Motorcycle Mishaps & Chosen Responses

If I can get better at dealing with problems, anybody can!

A month ago, I was riding the motorcycle to work. “Might even make it on time,” I thought. While pulling away from a stoplight a couple miles from home, it felt like the bike was suddenly out of gear. Like the clutch was disengaged. There was a disturbing grinding sound just beneath and behind me. No matter what I tried, the bike was coasting to a halt.


How are you supposed to respond to negative turns like this? Normally I kick and scream and whine and get frustrated.

I parked the bike and got a ride from a friend. It had to be towed. Six hundred dollars and three weeks of sharing the main vehicle with wife, I had a new final drive connecting the driveshaft to the rear wheel. Friday evening, I was thrilled to pick it up — only to quickly get another “opportunity” to choose my response.

On Monday, before leaving work for the day, I saw two silver dots in the rear tire. Most likely a construction staple, but the head had already worn away, leaving the two studs. Not just one puncture, but two. Sheesh again.

Now what?

Using pliers, I pulled on one. It came out with an immediate pssssssshhhhh sound and my hands felt air. Sheesh. I put the staple back in and rode slowly to the nearest bike shop. Could they get me a new tire before closing? It was a long shot, and wife was ready to pick me up if I needed to leave the bike.

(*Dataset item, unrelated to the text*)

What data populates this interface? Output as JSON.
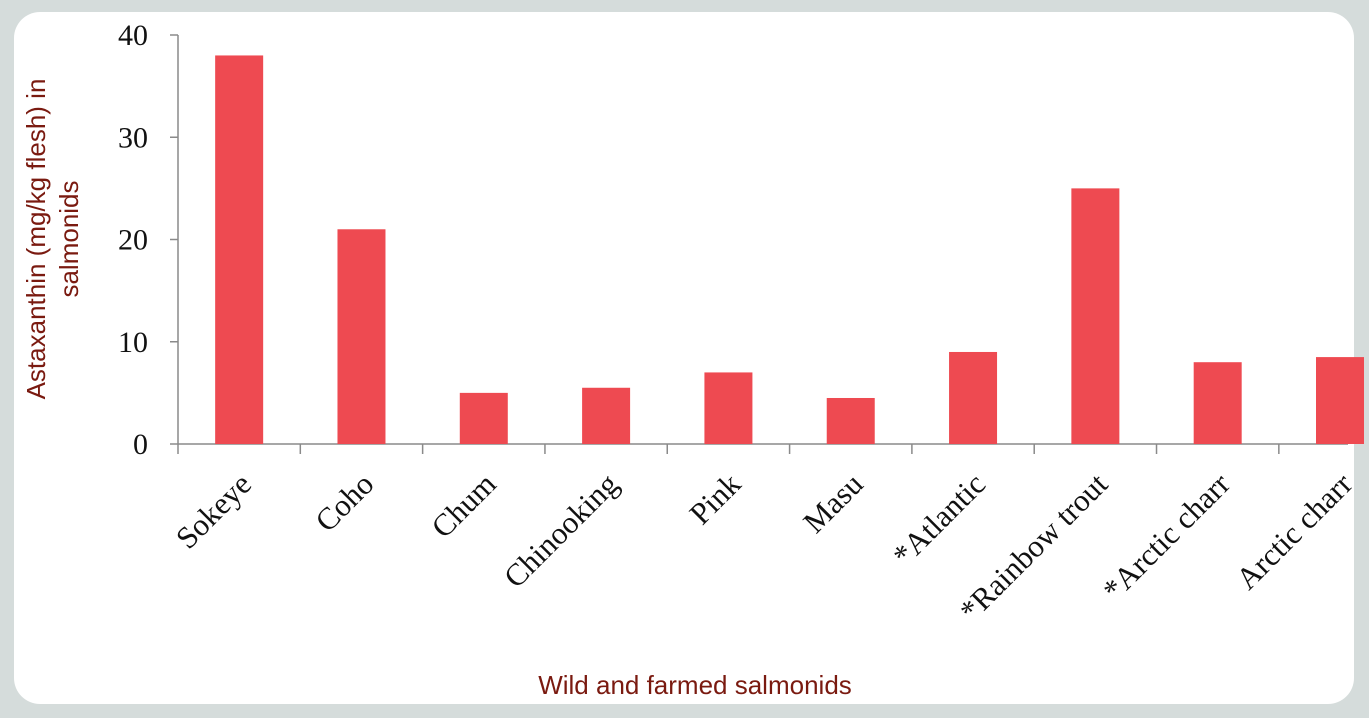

The shop workers weren’t annoyed at my late arrival, and instead quickly took the bike around back. While they removed the tire, I worked with the man at the parts counter to find a decent replacement. We picked one and everything worked out remarkably well — despite the unexpected cost.

Within no time I was riding home with a new tire and a sense of relief.

What’s odd is contrasting this experience with countless others where I have responded poorly. I would have freaked out, thrown up my hands in frustration, lost sleep over the inconvenience, leaned on wife to make the decisions, and whined about the money.

This time was pleasantly different.

It required acknowledging this was out of my control and acting on the best option available. I never got upset or indecisive. You might think it crazy, but I honestly felt peaceful. I knew it would work out and there was no need to freak out. Dr. Frankl’s wise words came to mind:

Between stimulus and response there is a space. In that space is our power to choose our response. In our response lies our growth and our freedom.
—Viktor Frankl

A bad attitude means a poorly chosen response.

This time, I chose well. Now it’s your turn.

Do you believe you can choose your own response? Do you think you can actually enjoy tough experiences?